FYI, the quick and dirty patch I mentioned in the last comment can be found here: https://reviews.llvm.org/D104761

Ok, I remember why I can't create a case where we miss handle non-integral pointer subtraction. We never expand it. We use the subtract form for analysis, but generate the bounds conflict form (using icmps) in the transforms. There's an undocumented assumption that such subtracts aren't safe to expand. Fun. :)

(This comment is largely an aside, just recording a thought on a vaguely related topic. This has nothing to do with non-integral pointers directly.)

As a further aside, the overlap check we generate in e.g. loop-versioning-licm* is:

%scevgep = getelementptr i8, i8* %a, i64 4
%scevgep1 = getelementptr i8, i8* %b, i64 4
%bound0 = icmp ult i8* %a, %scevgep1
%bound1 = icmp ult i8* %b, %scevgep
%found.conflict = and i1 %bound0, %bound1

This does gets codegened as two distinct checks on x86.

If subtract of pointers was valid in IR, we could instead write:

%diff = sub i8* %a, %b ;; pretend result type is i64
%bound0 = icmp slt i64 %diff, 4
%bound1 = icmp sgt i64 %diff, -4
%found.conflict = and i1 %bound0, %bound1

Which reduces to:

%diff = sub i8* %a, %b ;; pretend result type is i64
%diff.off = add i64 %diff, 3
%1 = icmp ult i64 %diff.off, 7
  • This was the easiest example to exercise, from code structure the loop vectorizer does the same when versioning.

Style wise, I really don't see the value in the getPointerDiff api. Most of the places which need to compute a diff work with both pointers and integers. I'd rather just have getMinusSCEV documented as being able to return CouldNotCompute when both operands are pointers.

Do you mean getMinusSCEV would never generate PtrToInt expressions, or just that it wouldn't generate them for non-integral pointers? I mean, we could make it work either way, but it would probably be easier to support non-integral pointers if all pointers behave the same way.

I also want to preserve the existing "it's an error to query information about CouldNotCompute" structure. Given this, callers should bail before calling isKnownX and friends. We should strengthen asserts on access. A couple of the stack traces got surprisingly far into SCEV before we hit an access assert.

Makes sense.

Style wise, I really don't see the value in the getPointerDiff api. Most of the places which need to compute a diff work with both pointers and integers. I'd rather just have getMinusSCEV documented as being able to return CouldNotCompute when both operands are pointers.
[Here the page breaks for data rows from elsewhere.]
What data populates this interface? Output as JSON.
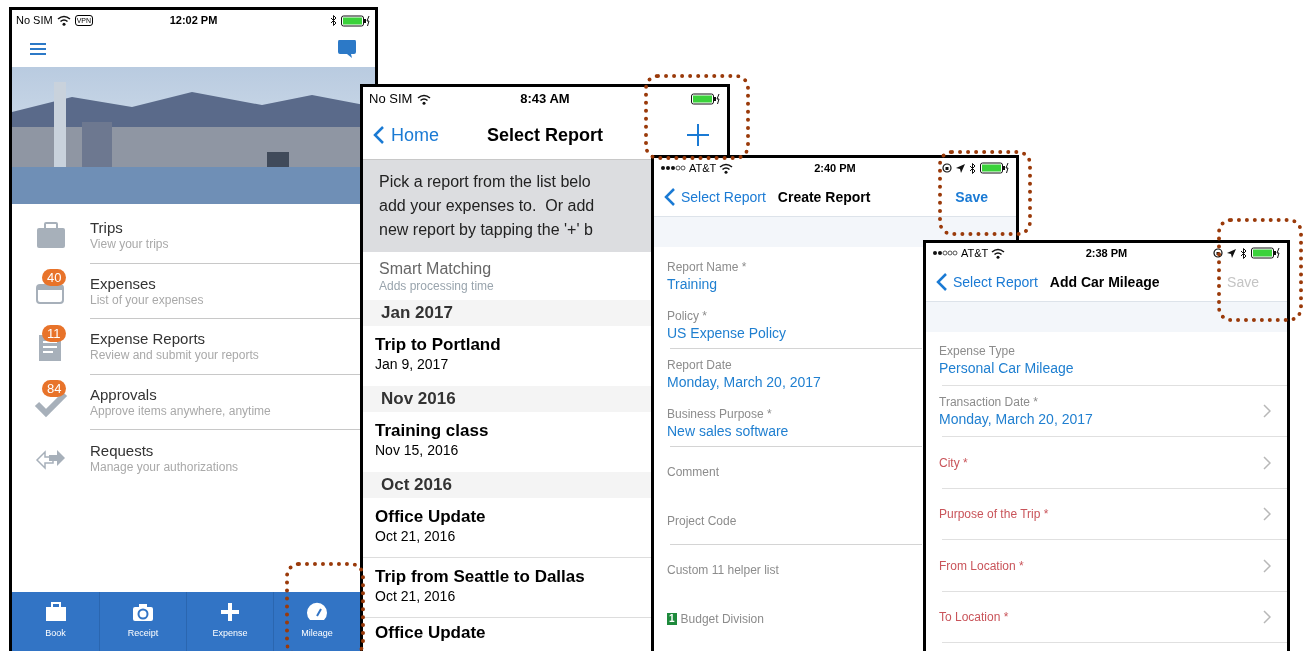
{
  "home_screen": {
    "status": {
      "carrier": "No SIM",
      "vpn": "VPN",
      "time": "12:02 PM"
    },
    "menu_items": [
      {
        "kind": "trips",
        "title": "Trips",
        "subtitle": "View your trips"
      },
      {
        "kind": "expenses",
        "title": "Expenses",
        "subtitle": "List of your expenses",
        "badge": "40"
      },
      {
        "kind": "reports",
        "title": "Expense Reports",
        "subtitle": "Review and submit your reports",
        "badge": "11"
      },
      {
        "kind": "approvals",
        "title": "Approvals",
        "subtitle": "Approve items anywhere, anytime",
        "badge": "84"
      },
      {
        "kind": "requests",
        "title": "Requests",
        "subtitle": "Manage your authorizations"
      }
    ],
    "tab_bar": [
      {
        "kind": "book",
        "label": "Book"
      },
      {
        "kind": "receipt",
        "label": "Receipt"
      },
      {
        "kind": "expense",
        "label": "Expense"
      },
      {
        "kind": "mileage",
        "label": "Mileage"
      }
    ]
  },
  "select_report_screen": {
    "status": {
      "carrier": "No SIM",
      "time": "8:43 AM"
    },
    "back": "Home",
    "title": "Select Report",
    "intro_lines": [
      "Pick a report from the list belo",
      "add your expenses to.  Or add",
      "new report by tapping the '+' b"
    ],
    "smart_matching": {
      "title": "Smart Matching",
      "subtitle": "Adds processing time"
    },
    "sections": [
      {
        "heading": "Jan 2017",
        "reports": [
          {
            "title": "Trip to Portland",
            "date": "Jan 9, 2017"
          }
        ]
      },
      {
        "heading": "Nov 2016",
        "reports": [
          {
            "title": "Training class",
            "date": "Nov 15, 2016"
          }
        ]
      },
      {
        "heading": "Oct 2016",
        "reports": [
          {
            "title": "Office Update",
            "date": "Oct 21, 2016"
          },
          {
            "title": "Trip from Seattle to Dallas",
            "date": "Oct 21, 2016"
          },
          {
            "title": "Office Update"
          }
        ]
      }
    ]
  },
  "create_report_screen": {
    "status": {
      "carrier": "AT&T",
      "time": "2:40 PM"
    },
    "back": "Select Report",
    "title": "Create Report",
    "save": {
      "label": "Save",
      "disabled": false
    },
    "fields": [
      {
        "label": "Report Name *",
        "value": "Training",
        "divider": false
      },
      {
        "label": "Policy *",
        "value": "US Expense Policy",
        "divider": true
      },
      {
        "label": "Report Date",
        "value": "Monday, March 20, 2017",
        "divider": false
      },
      {
        "label": "Business Purpose *",
        "value": "New sales software",
        "divider": true
      },
      {
        "label": "Comment",
        "divider": false
      },
      {
        "label": "Project Code",
        "divider": true
      },
      {
        "label": "Custom 11 helper list",
        "divider": false
      },
      {
        "label": "Budget Division",
        "badge": "1",
        "divider": false
      }
    ]
  },
  "add_car_mileage_screen": {
    "status": {
      "carrier": "AT&T",
      "time": "2:38 PM"
    },
    "back": "Select Report",
    "title": "Add Car Mileage",
    "save": {
      "label": "Save",
      "disabled": true
    },
    "fields": [
      {
        "label": "Expense Type",
        "value": "Personal Car Mileage",
        "required_missing": false,
        "chevron": false
      },
      {
        "label": "Transaction Date *",
        "value": "Monday, March 20, 2017",
        "required_missing": false,
        "chevron": true
      },
      {
        "label": "City *",
        "required_missing": true,
        "chevron": true
      },
      {
        "label": "Purpose of the Trip *",
        "required_missing": true,
        "chevron": true
      },
      {
        "label": "From Location *",
        "required_missing": true,
        "chevron": true
      },
      {
        "label": "To Location *",
        "required_missing": true,
        "chevron": true
      }
    ]
  }
}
Do you mean getMinusSCEV would never generate PtrToInt expressions, or just that it wouldn't generate them for non-integral pointers? I mean, we could make it work either way, but it would probably be easier to support non-integral pointers if all pointers behave the same way.
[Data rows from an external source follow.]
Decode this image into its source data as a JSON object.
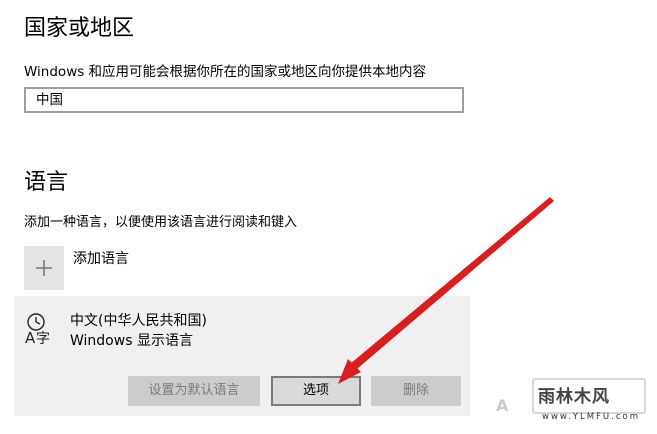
{
  "region": {
    "heading": "国家或地区",
    "description": "Windows 和应用可能会根据你所在的国家或地区向你提供本地内容",
    "country_value": "中国"
  },
  "language": {
    "heading": "语言",
    "description": "添加一种语言，以便使用该语言进行阅读和键入",
    "add_label": "添加语言",
    "item": {
      "name": "中文(中华人民共和国)",
      "subtitle": "Windows 显示语言",
      "icon": "language-clock-icon"
    },
    "buttons": {
      "set_default": "设置为默认语言",
      "options": "选项",
      "remove": "删除"
    }
  },
  "annotation": {
    "arrow_color": "#e02020"
  },
  "watermark": {
    "logo_text": "雨林木风",
    "url": "www.YLMFU.com"
  }
}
Conceptual cleanliness says to treat all pointers the same, but I think the code becomes a lot more complicated if we do. I think I would special case NI pointers for the moment.

Current plan:

  1. Change the semantics of getMinusSCEV(): D104806.
  2. Fix getMinusSCEV() implementation so it doesn't multiply pointers by -1.
  3. Land the small number of remaining changes together with the assertions.
efriedma abandoned this revision.Tue, Jul 6, 1:10 PM

I'll post a fresh patch with the remaining changes.